When a friend or loved one names you as the executor in their will, you know that you will have a job to do after that person passes away. Savvy executors, however, know that they may begin some preparation prior to the person’s death to make probate go more quickly and smoothly.
The single most important thing an executor can do to make probate run smoothly is to know where the original will is located. In Texas, a copy of a will may be probated, but it is an expense and hassle that should be avoided if possible. Additionally, in Texas, estate administration may be independent or dependent. Executors should determine if the will allows for independent administration or if the executor must seek court approval to pay debts as well as to sell and distribute assets. Knowing the answer to this question will help the executor have an idea of how much time will be involved in the process.

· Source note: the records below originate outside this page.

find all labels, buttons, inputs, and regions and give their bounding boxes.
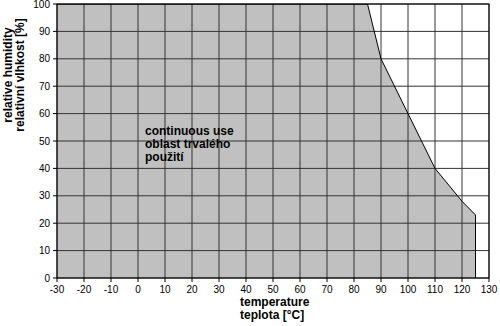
tick-label-x: 10 xyxy=(159,284,171,295)
plot-background xyxy=(57,4,489,278)
chart-root: -30-20-100102030405060708090100110120130… xyxy=(0,0,500,326)
tick-x xyxy=(165,278,166,282)
tick-y xyxy=(53,141,57,142)
tick-x xyxy=(138,278,139,282)
tick-label-y: 90 xyxy=(39,26,51,37)
plot-frame xyxy=(57,4,489,278)
tick-y xyxy=(53,86,57,87)
grid-line-y xyxy=(57,195,489,196)
tick-y xyxy=(53,4,57,5)
grid-line-y xyxy=(57,250,489,251)
tick-label-x: 120 xyxy=(454,284,471,295)
tick-label-x: 40 xyxy=(240,284,252,295)
tick-x xyxy=(111,278,112,282)
grid-line-y xyxy=(57,86,489,87)
tick-label-x: 30 xyxy=(213,284,225,295)
tick-x xyxy=(381,278,382,282)
tick-label-x: 90 xyxy=(375,284,387,295)
tick-label-x: 60 xyxy=(294,284,306,295)
tick-x xyxy=(246,278,247,282)
tick-label-y: 30 xyxy=(39,190,51,201)
tick-label-y: 70 xyxy=(39,81,51,92)
tick-x xyxy=(300,278,301,282)
tick-label-y: 60 xyxy=(39,108,51,119)
y-axis-label: relativní vlhkost [%] xyxy=(13,18,27,131)
grid-line-y xyxy=(57,141,489,142)
tick-y xyxy=(53,168,57,169)
area-boundary xyxy=(57,4,476,278)
tick-label-y: 0 xyxy=(44,273,50,284)
tick-label-x: 20 xyxy=(186,284,198,295)
annotation: continuous use xyxy=(145,124,234,138)
chart-svg: -30-20-100102030405060708090100110120130… xyxy=(0,0,500,326)
tick-y xyxy=(53,113,57,114)
tick-label-x: 50 xyxy=(267,284,279,295)
tick-label-y: 80 xyxy=(39,53,51,64)
tick-label-y: 100 xyxy=(33,0,50,10)
tick-y xyxy=(53,31,57,32)
tick-label-y: 20 xyxy=(39,218,51,229)
tick-label-y: 10 xyxy=(39,245,51,256)
tick-label-x: 0 xyxy=(135,284,141,295)
annotation: oblast trvalého xyxy=(145,137,230,151)
tick-label-y: 50 xyxy=(39,136,51,147)
grid-line-y xyxy=(57,113,489,114)
tick-label-x: -20 xyxy=(77,284,92,295)
tick-y xyxy=(53,278,57,279)
tick-y xyxy=(53,250,57,251)
tick-x xyxy=(462,278,463,282)
grid-line-y xyxy=(57,168,489,169)
tick-y xyxy=(53,195,57,196)
x-axis-label: teplota [°C] xyxy=(240,308,304,322)
tick-label-x: -30 xyxy=(50,284,65,295)
tick-x xyxy=(408,278,409,282)
tick-x xyxy=(219,278,220,282)
tick-x xyxy=(435,278,436,282)
tick-x xyxy=(273,278,274,282)
grid-line-y xyxy=(57,58,489,59)
tick-label-x: 130 xyxy=(481,284,498,295)
tick-label-y: 40 xyxy=(39,163,51,174)
tick-x xyxy=(84,278,85,282)
tick-label-x: 80 xyxy=(348,284,360,295)
tick-x xyxy=(192,278,193,282)
tick-label-x: 100 xyxy=(400,284,417,295)
tick-x xyxy=(354,278,355,282)
tick-x xyxy=(327,278,328,282)
tick-label-x: -10 xyxy=(104,284,119,295)
tick-label-x: 110 xyxy=(427,284,443,295)
annotation: použití xyxy=(145,150,184,164)
tick-y xyxy=(53,58,57,59)
tick-x xyxy=(57,278,58,282)
x-axis-label: temperature xyxy=(240,295,310,309)
tick-label-x: 70 xyxy=(321,284,333,295)
boundary-layer xyxy=(57,4,476,278)
tick-y xyxy=(53,223,57,224)
tick-x xyxy=(489,278,490,282)
grid-line-y xyxy=(57,223,489,224)
grid-line-y xyxy=(57,31,489,32)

Additionally, executors may wish to determine the parties who will be involved in probate as well as those who could assist with distributing assets. An executor must certainly determine the heirs who will receive the individual’s property, but he or she is also well-served by knowing the individual’s advisors – such as his or her CPA, financial advisor or attorney. These advisors can provide guidance with regard to the individual’s assets, and whether they have beneficiary designations that may remove those assets from the probate estate.

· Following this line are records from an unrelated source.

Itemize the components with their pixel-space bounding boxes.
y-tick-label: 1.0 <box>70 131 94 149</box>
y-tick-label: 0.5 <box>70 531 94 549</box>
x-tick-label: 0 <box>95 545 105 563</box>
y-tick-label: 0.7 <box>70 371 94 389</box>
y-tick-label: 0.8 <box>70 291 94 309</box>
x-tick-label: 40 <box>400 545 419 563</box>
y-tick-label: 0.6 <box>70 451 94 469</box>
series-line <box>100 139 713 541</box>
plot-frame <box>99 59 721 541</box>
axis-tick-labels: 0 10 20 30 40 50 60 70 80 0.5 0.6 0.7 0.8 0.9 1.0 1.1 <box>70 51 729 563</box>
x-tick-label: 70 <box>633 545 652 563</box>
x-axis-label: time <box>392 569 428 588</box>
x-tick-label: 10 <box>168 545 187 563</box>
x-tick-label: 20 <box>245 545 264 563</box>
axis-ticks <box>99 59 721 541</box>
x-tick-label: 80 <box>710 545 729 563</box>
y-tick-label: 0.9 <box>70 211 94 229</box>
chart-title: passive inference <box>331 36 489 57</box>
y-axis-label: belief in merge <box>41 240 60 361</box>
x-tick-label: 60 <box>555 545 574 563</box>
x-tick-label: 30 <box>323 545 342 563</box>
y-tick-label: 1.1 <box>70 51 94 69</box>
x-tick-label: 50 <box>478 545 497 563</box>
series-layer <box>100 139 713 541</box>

But perhaps the most important reason to begin preparation sooner rather than later is the simple fact that the individual is still alive to clarify any questions or provide additional information. If the individual has left a child out of the will, was that done intentionally, or was it an oversight? Has he or she left any direction regarding the disposition of remains, such as cremation or burial? Does the person’s spouse or loved ones know how the individual plans to dispose of his assets? Will the plan likely result in family disagreements or difficulties?
An executor’s job is extremely important, but may be made easier by advance preparation.